Jeremy D. Brown, Consulting Director at Unit 42 with extensive ransomware negotiation and incident response experience. He recounts how initial contact yields forensic clues and which attacker playbooks are most common. He explains timing, who should be at the table, why politeness helps, and which groups are too risky or sanctioned to engage.

Erica L. Shoemate, former FBI and U.S. intelligence leader turned AI and policy strategist, explores how AI compresses decision timelines and reshapes security. She discusses governance built alongside innovation. Short, sharp takes cover human-centered design to avoid cognitive overload, the strategic role of trust, and why policy should be guardrails rather than brakes.

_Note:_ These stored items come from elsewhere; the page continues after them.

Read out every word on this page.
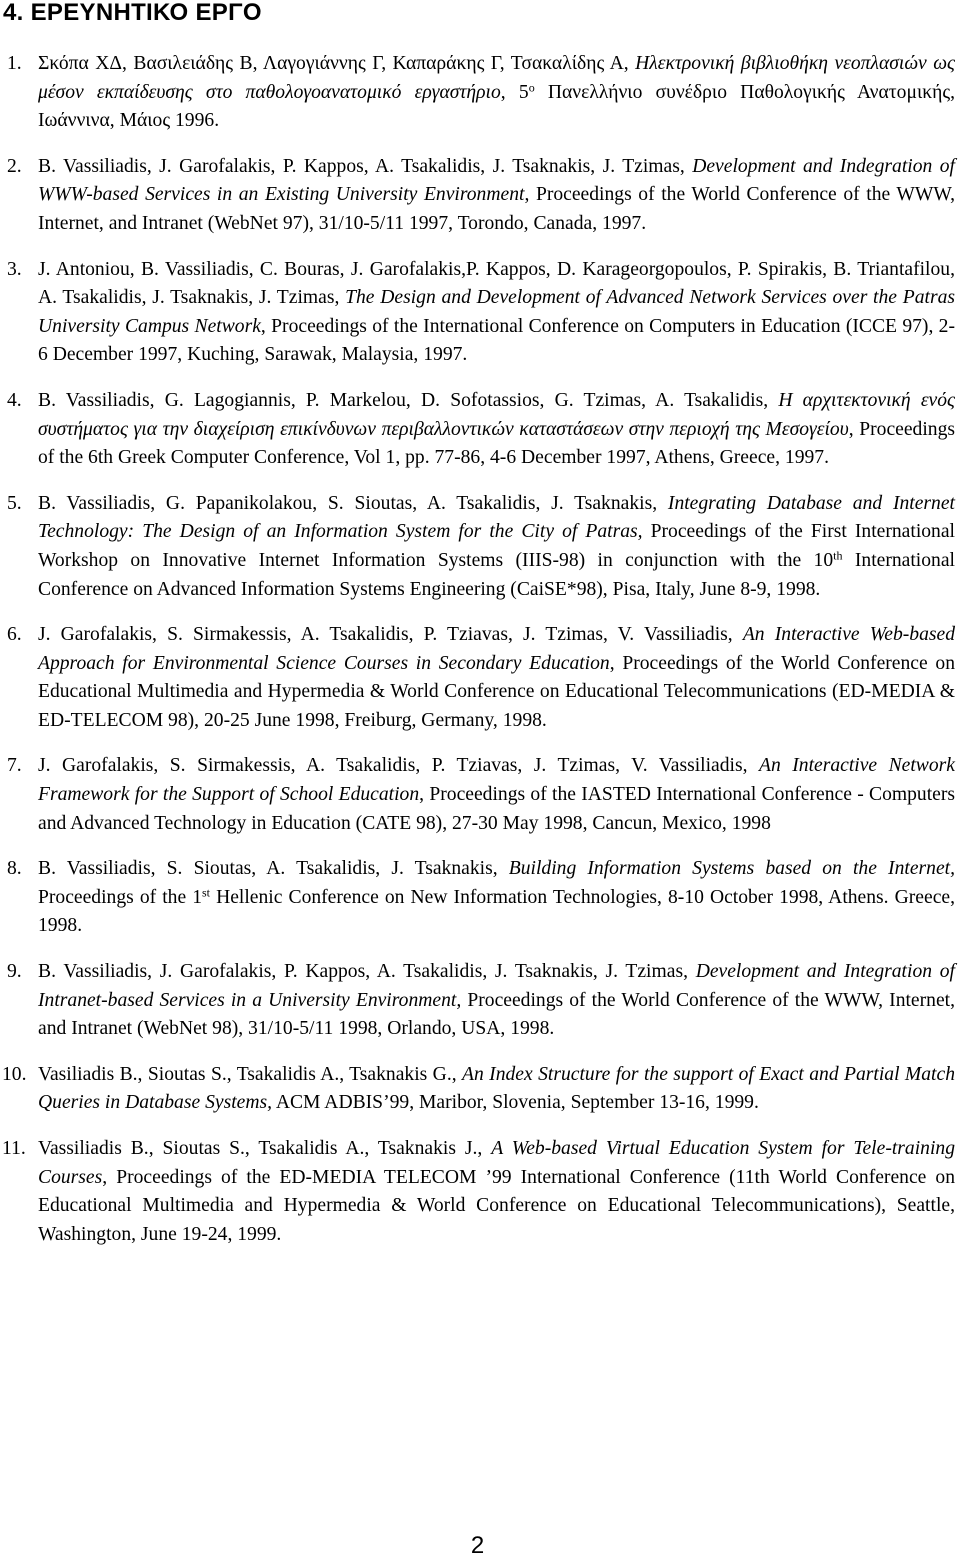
4. ΕΡΕΥΝΗΤΙΚΟ ΕΡΓΟ
1. Σκόπα ΧΔ, Βασιλειάδης Β, Λαγογιάννης Γ, Καπαράκης Γ, Τσακαλίδης Α, Ηλεκτρονική βιβλιοθήκη νεοπλασιών ως μέσον εκπαίδευσης στο παθολογοανατομικό εργαστήριο, $5^o$ Πανελλήνιο συνέδριο Παθολογικής Ανατομικής, Ιωάννινα, Μάιος 1996.
2. B. Vassiliadis, J. Garofalakis, P. Kappos, A. Tsakalidis, J. Tsaknakis, J. Tzimas, Development and Indegration of WWW-based Services in an Existing University Environment, Proceedings of the World Conference of the WWW, Internet, and Intranet (WebNet 97), 31/10-5/11 1997, Torondo, Canada, 1997.
3. J. Antoniou, B. Vassiliadis, C. Bouras, J. Garofalakis,P. Kappos, D. Karageorgopoulos, P. Spirakis, B. Triantafilou, A. Tsakalidis, J. Tsaknakis, J. Tzimas, The Design and Development of Advanced Network Services over the Patras University Campus Network, Proceedings of the International Conference on Computers in Education (ICCE 97), 2-6 December 1997, Kuching, Sarawak, Malaysia, 1997.
4. B. Vassiliadis, G. Lagogiannis, P. Markelou, D. Sofotassios, G. Tzimas, A. Tsakalidis, Η αρχιτεκτονική ενός συστήματος για την διαχείριση επικίνδυνων περιβαλλοντικών καταστάσεων στην περιοχή της Μεσογείου, Proceedings of the 6th Greek Computer Conference, Vol 1, pp. 77-86, 4-6 December 1997, Athens, Greece, 1997.
5. B. Vassiliadis, G. Papanikolakou, S. Sioutas, A. Tsakalidis, J. Tsaknakis, Integrating Database and Internet Technology: The Design of an Information System for the City of Patras, Proceedings of the First International Workshop on Innovative Internet Information Systems (IIIS-98) in conjunction with the 10th International Conference on Advanced Information Systems Engineering (CaiSE*98), Pisa, Italy, June 8-9, 1998.
6. J. Garofalakis, S. Sirmakessis, A. Tsakalidis, P. Tziavas, J. Tzimas, V. Vassiliadis, An Interactive Web-based Approach for Environmental Science Courses in Secondary Education, Proceedings of the World Conference on Educational Multimedia and Hypermedia & World Conference on Educational Telecommunications (ED-MEDIA & ED-TELECOM 98), 20-25 June 1998, Freiburg, Germany, 1998.
7. J. Garofalakis, S. Sirmakessis, A. Tsakalidis, P. Tziavas, J. Tzimas, V. Vassiliadis, An Interactive Network Framework for the Support of School Education, Proceedings of the IASTED International Conference - Computers and Advanced Technology in Education (CATE 98), 27-30 May 1998, Cancun, Mexico, 1998
8. B. Vassiliadis, S. Sioutas, A. Tsakalidis, J. Tsaknakis, Building Information Systems based on the Internet, Proceedings of the 1st Hellenic Conference on New Information Technologies, 8-10 October 1998, Athens. Greece, 1998.
9. B. Vassiliadis, J. Garofalakis, P. Kappos, A. Tsakalidis, J. Tsaknakis, J. Tzimas, Development and Integration of Intranet-based Services in a University Environment, Proceedings of the World Conference of the WWW, Internet, and Intranet (WebNet 98), 31/10-5/11 1998, Orlando, USA, 1998.
10. Vasiliadis B., Sioutas S., Tsakalidis A., Tsaknakis G., An Index Structure for the support of Exact and Partial Match Queries in Database Systems, ACM ADBIS’99, Maribor, Slovenia, September 13-16, 1999.
11. Vassiliadis B., Sioutas S., Tsakalidis A., Tsaknakis J., A Web-based Virtual Education System for Tele-training Courses, Proceedings of the ED-MEDIA TELECOM ’99 International Conference (11th World Conference on Educational Multimedia and Hypermedia & World Conference on Educational Telecommunications), Seattle, Washington, June 19-24, 1999.
2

Brandon Hogle, Consulting Director experienced in Zero Trust architecture across commercial, federal, and defense; LeeAnne Pelzer, Senior Consulting Director who operationalizes Zero Trust for business outcomes. They discuss why Zero Trust often stalls, visibility and asset inventory gaps, outcome-driven quick wins, dynamic access by user and device context, breaking silos for shared outcomes, and pragmatic steps to sustain Zero Trust over time.

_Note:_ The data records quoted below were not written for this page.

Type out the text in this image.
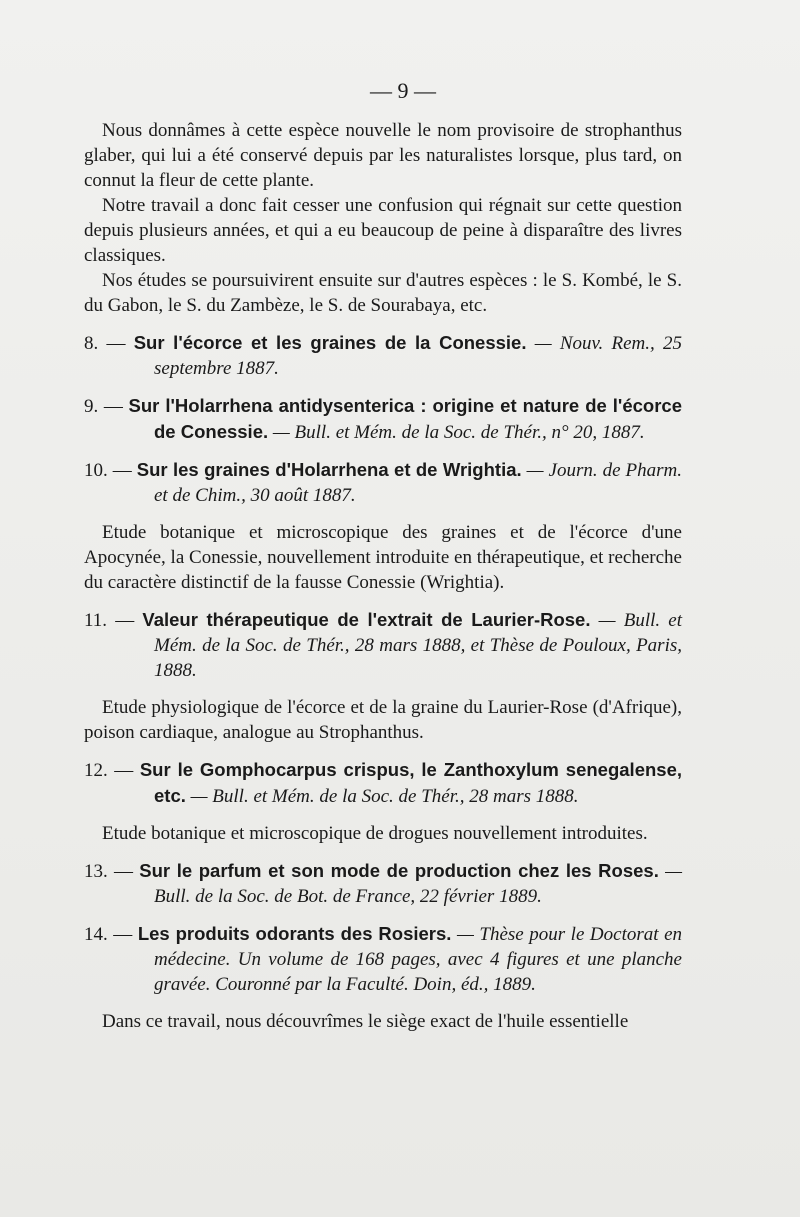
— 9 —

Nous donnâmes à cette espèce nouvelle le nom provisoire de strophanthus glaber, qui lui a été conservé depuis par les naturalistes lorsque, plus tard, on connut la fleur de cette plante.

Notre travail a donc fait cesser une confusion qui régnait sur cette question depuis plusieurs années, et qui a eu beaucoup de peine à disparaître des livres classiques.

Nos études se poursuivirent ensuite sur d'autres espèces : le S. Kombé, le S. du Gabon, le S. du Zambèze, le S. de Sourabaya, etc.

8. — Sur l'écorce et les graines de la Conessie. — Nouv. Rem., 25 septembre 1887.

9. — Sur l'Holarrhena antidysenterica : origine et nature de l'écorce de Conessie. — Bull. et Mém. de la Soc. de Thér., n° 20, 1887.

10. — Sur les graines d'Holarrhena et de Wrightia. — Journ. de Pharm. et de Chim., 30 août 1887.

Etude botanique et microscopique des graines et de l'écorce d'une Apocynée, la Conessie, nouvellement introduite en thérapeutique, et recherche du caractère distinctif de la fausse Conessie (Wrightia).

11. — Valeur thérapeutique de l'extrait de Laurier-Rose. — Bull. et Mém. de la Soc. de Thér., 28 mars 1888, et Thèse de Pouloux, Paris, 1888.

Etude physiologique de l'écorce et de la graine du Laurier-Rose (d'Afrique), poison cardiaque, analogue au Strophanthus.

12. — Sur le Gomphocarpus crispus, le Zanthoxylum senegalense, etc. — Bull. et Mém. de la Soc. de Thér., 28 mars 1888.

Etude botanique et microscopique de drogues nouvellement introduites.

13. — Sur le parfum et son mode de production chez les Roses. — Bull. de la Soc. de Bot. de France, 22 février 1889.

14. — Les produits odorants des Rosiers. — Thèse pour le Doctorat en médecine. Un volume de 168 pages, avec 4 figures et une planche gravée. Couronné par la Faculté. Doin, éd., 1889.

Dans ce travail, nous découvrîmes le siège exact de l'huile essentielle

Andy Piazza, Senior Director of Threat Intelligence with 20+ years in ops, and Justin Moore, Senior Manager with intelligence and rapid‑response experience, walk through Unit 42’s Iran threat brief. They discuss active hacktivist groups and which claims are unverified. They explain how Iran’s outages shift activity worldwide. They highlight dispersed operators, TTPs to watch, and immediate defensive priorities.

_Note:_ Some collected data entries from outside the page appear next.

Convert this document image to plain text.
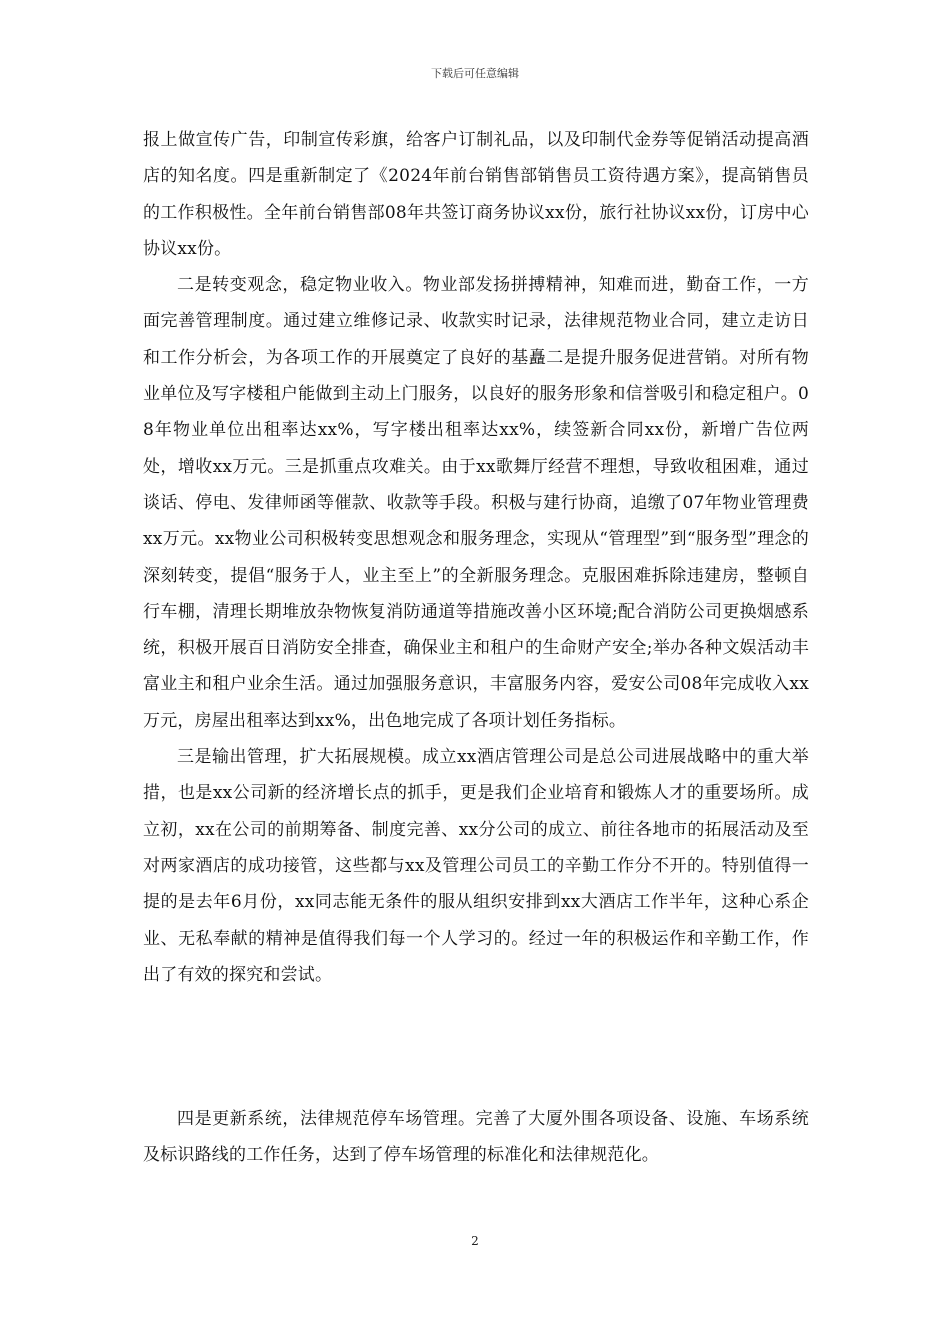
下载后可任意编辑

报上做宣传广告，印制宣传彩旗，给客户订制礼品，以及印制代金券等促销活动提高酒店的知名度。四是重新制定了《2024年前台销售部销售员工资待遇方案》，提高销售员的工作积极性。全年前台销售部08年共签订商务协议xx份，旅行社协议xx份，订房中心协议xx份。

二是转变观念，稳定物业收入。物业部发扬拼搏精神，知难而进，勤奋工作，一方面完善管理制度。通过建立维修记录、收款实时记录，法律规范物业合同，建立走访日和工作分析会，为各项工作的开展奠定了良好的基矗二是提升服务促进营销。对所有物业单位及写字楼租户能做到主动上门服务，以良好的服务形象和信誉吸引和稳定租户。08年物业单位出租率达xx%，写字楼出租率达xx%，续签新合同xx份，新增广告位两处，增收xx万元。三是抓重点攻难关。由于xx歌舞厅经营不理想，导致收租困难，通过谈话、停电、发律师函等催款、收款等手段。积极与建行协商，追缴了07年物业管理费xx万元。xx物业公司积极转变思想观念和服务理念，实现从“管理型”到“服务型”理念的深刻转变，提倡“服务于人，业主至上”的全新服务理念。克服困难拆除违建房，整顿自行车棚，清理长期堆放杂物恢复消防通道等措施改善小区环境;配合消防公司更换烟感系统，积极开展百日消防安全排查，确保业主和租户的生命财产安全;举办各种文娱活动丰富业主和租户业余生活。通过加强服务意识，丰富服务内容，爱安公司08年完成收入xx万元，房屋出租率达到xx%，出色地完成了各项计划任务指标。

三是输出管理，扩大拓展规模。成立xx酒店管理公司是总公司进展战略中的重大举措，也是xx公司新的经济增长点的抓手，更是我们企业培育和锻炼人才的重要场所。成立初，xx在公司的前期筹备、制度完善、xx分公司的成立、前往各地市的拓展活动及至对两家酒店的成功接管，这些都与xx及管理公司员工的辛勤工作分不开的。特别值得一提的是去年6月份，xx同志能无条件的服从组织安排到xx大酒店工作半年，这种心系企业、无私奉献的精神是值得我们每一个人学习的。经过一年的积极运作和辛勤工作，作出了有效的探究和尝试。

四是更新系统，法律规范停车场管理。完善了大厦外围各项设备、设施、车场系统及标识路线的工作任务，达到了停车场管理的标准化和法律规范化。

2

Evan Gordenker, Director-level investigator of DPRK operations and AI security, reveals how North Korea embeds fabricated identities and accomplice networks into legitimate hiring pipelines. He discusses deepfakes, interview stand-ins, and AI-assisted deception. He also covers how roles are chosen, facilitator infrastructures, detection gaps in HR and security, and the shift from wage theft to extortion.

Steve Elovitz, incident response leader for Unit 42 with 15+ years at Mandiant, PwC, and Booz Allen, breaks down what 750+ breaches reveal. He discusses shrinking detection windows and autonomous containment. Identity as the top attack surface and overprivileged SaaS integrations get focus. High-ROI defensive priorities like segmentation, identity hardening, and visibility are highlighted.

Birat Niraula, a security leader who protects enterprise, network, on-prem, and cloud systems. He digs into how poor security UX creates backdoors. He contrasts protective friction like MFA with harmful friction that drives workarounds. He warns of AI repeating cloud security mistakes and urges embedding seamless security in design to keep velocity without adding risk.